Wirelessly Powered Communications: From Signal Optimization to Antenna Design
Time: Wed 2022-06-15 13.30
Location: Kollegiesalen, Brinellvägen 8, Stockholm
Video link: ink for online defense
Subject area: Electrical Engineering
Doctoral student: Boules Atef Mouris , Teknisk informationsvetenskap
Opponent: Professor Aggelos Bletsas, Technical University of Crete
Supervisor: Associate Professor Ragnar Thobaben, Teknisk informationsvetenskap
Future internet-of-things (IoT) and beyond 5G communication systems are envisioned to offer large-scale wireless connectivity where the different components of life, society and industry are connected in a smart yet sustainable way. The need for continuous battery charging and/or replacement is a bottleneck for sustainability in these systems. As the number of battery-powered wireless devices grows, it is associated with an increase in both the maintenance costs and the impact on the environment. Wireless power transfer (WPT) is a promising solution to enable self-sustainable operation and limit battery usage in the enormous amount of devices that the future wireless systems will bring.
WPT co-exists by nature with other well-established communication systems.

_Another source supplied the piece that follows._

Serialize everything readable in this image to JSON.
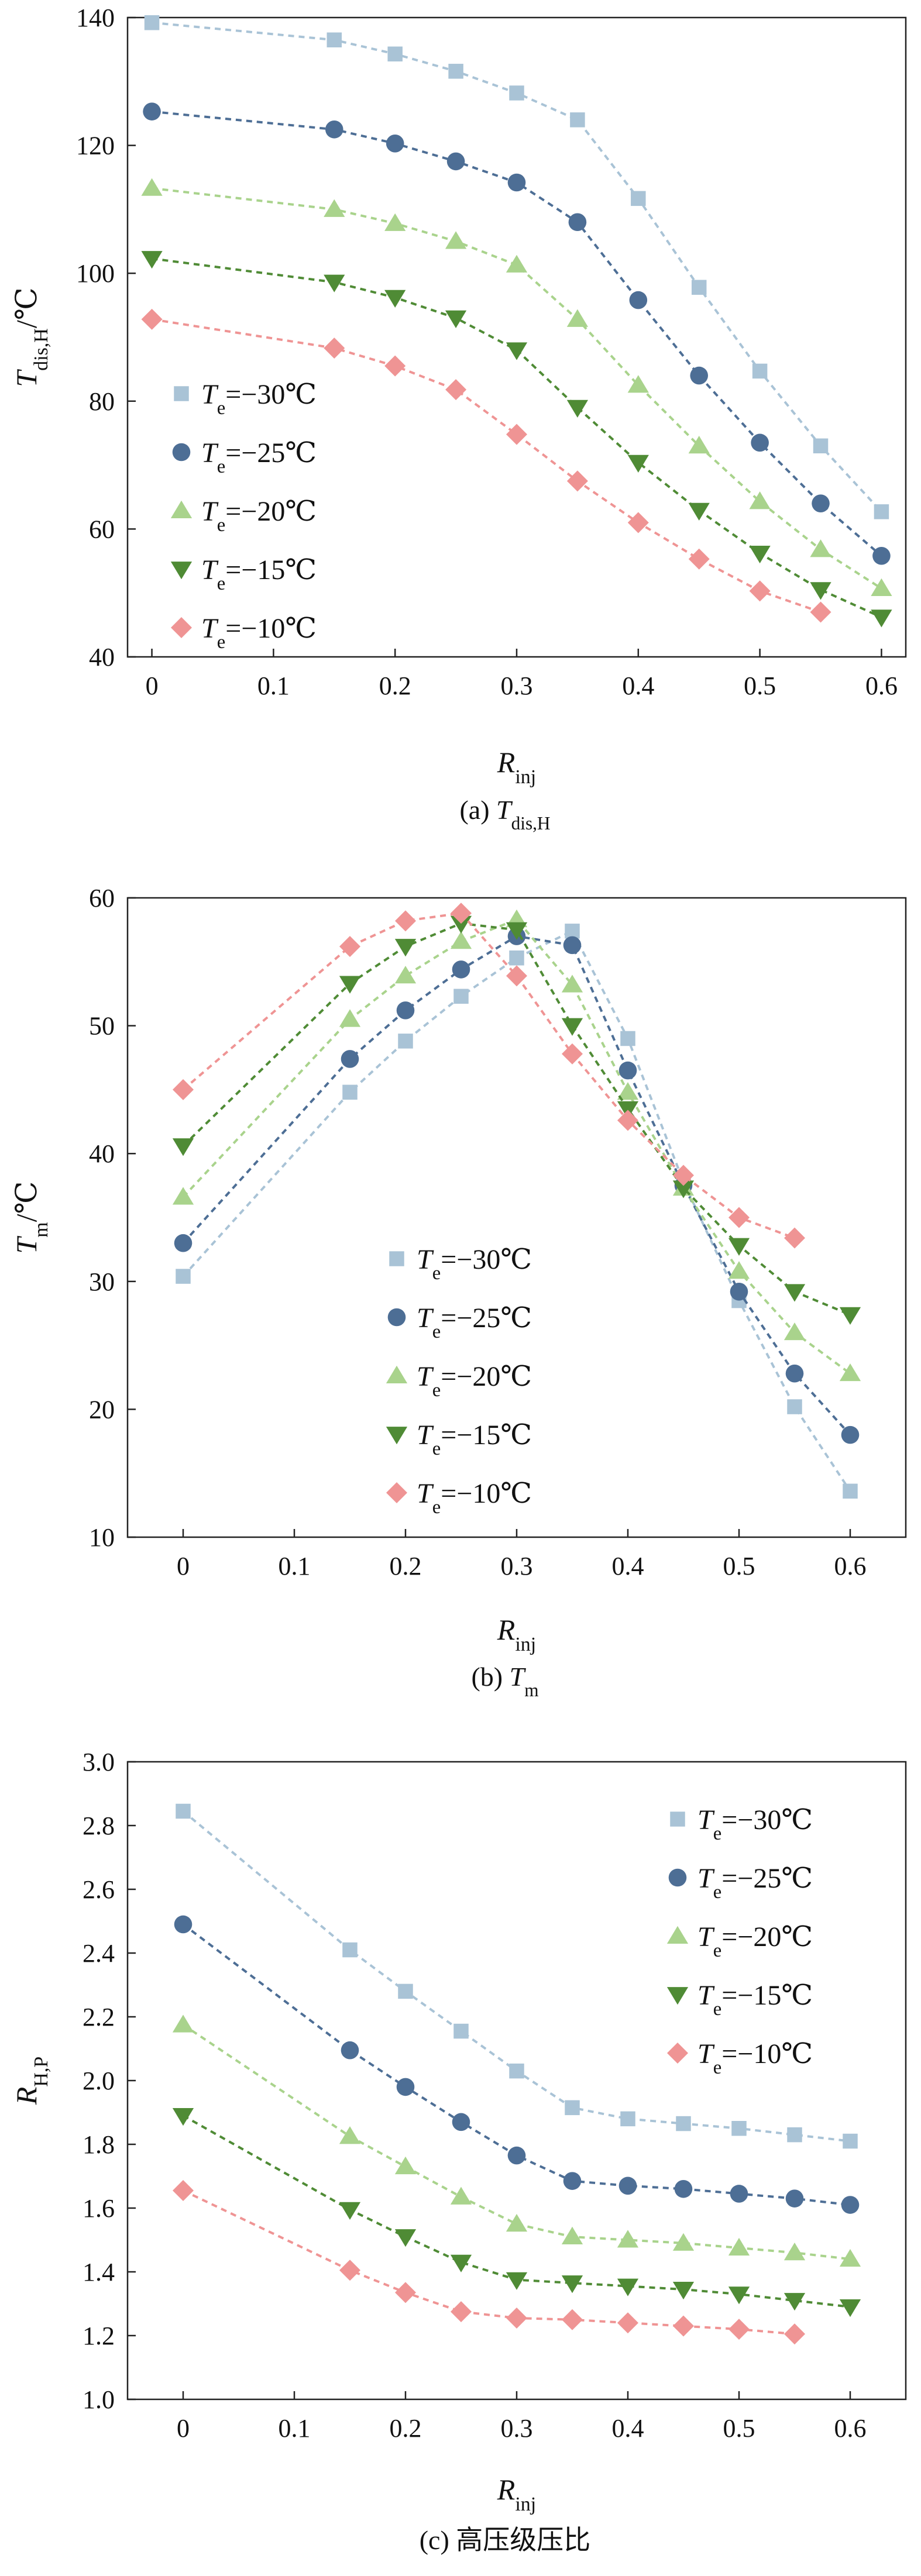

However, WPT signals are usually transmitted at a higher power level than information signals to overcome propagation losses and provide sufficient power to the receiver. Therefore, when designing a WPT system, it is essential to consider and minimize its impact on the co-existing and co-located communication systems. Moreover, in order to enable wirelessly powered communication (WPC) nodes, efficient WPT is not enough on its own but it is also important to minimize the power consumption of the node and optimize its energy usage. This thesis investigates the above described issues from both a theoretical and an implementation perspectives. It is divided into two parts; the first part focuses on signals and system level optimization with the goal of achieving wirelessly powered sensing nodes, the second part concerns enabling simultaneous wireless information and power transfer (SWIPT) by exploring novel designs of antennas and microwave components.
In the first part of the thesis, we first study the optimization of multi-tone signals to maximize the efficiency of WPT. We discuss and consider different practical non-linear energy harvester models in the problem formulation. Taking into account the in-band co-existing communication links, we provide the optimal weights for the multi-tone signals that maximizes the efficiency of WPT while minimizing the interference. The performance gains obtained using our optimization methods are highlighted through comparisons with other solutions existing in the literature. Furthermore, we present a low-complexity algorithm for designing the multi-tone signal in order to enable practical implementation. Secondly, we study the use of analog joint source-channel coding (AJSCC) in low-power sensing schemes. We propose a novel low-complexity dimension reduction mapping that is used to compress multiple sensor readings into one signal, and thus, limits the power consumption at the sensing node. We provide a comprehensive analysis of the distortion performance of our proposed mapping. We also show that energy scheduling can be utilized to improve the distortion performance of the compression mapping. Moreover, we discuss the practical circuit implementation of our proposed mapping and explain that it provides a very good distortion performance compared to the other AJSCC benchmarks despite having a much lower complexity circuit implementation. The findings of the first part of the thesis are valuable within the context of efficient and practical usage of WPT to energize a low-power IoT sensing node.
Motivated by the need for high isolation between co-located SWIPT antennas, the second part of the thesis first presents a SWIPT antenna design utilizing differential feeding in addition to an electromagnetic bandgap (EBG) structure to minimize mutual coupling between the antennas dedicated for power transmission and information exchange. Second, it investigates exploiting glide symmetry in designing EBG structures and microwave filters. We demonstrate that glide symmetry can increase the operational bandwidth of mushroom-type EBG structures without any additional manufacturing costs. A detailed equivalent circuit model is derived in order to explain this bandwidth increment. Full-wave simulations as well as experimental results are presented to verify the benefits of the glide-symmetric versions compared to the conventional structures without glide symmetry. As an alternative to the use of mushroom-type EBGs, a detailed study on the application of glide symmetry to defected ground structures (DGSs) is also conducted. We show that glide-symmetric DGSs can provide a higher rejection level as well as a higher rejection bandwidth compared to their conventional versions without symmetry. The improvement in the rejection level and bandwidth of both mushroom-type EBGs and DGSs is also explained to be useful in common-mode rejection filters. Finally, we show that fully planar EBG structures can utilize glide symmetry for size reduction and providing an increased level of isolation between microstrip patch antennas. The results of the second part of the thesis enable a new class of hardware designs that are useful for the practical realization of SWIPT systems.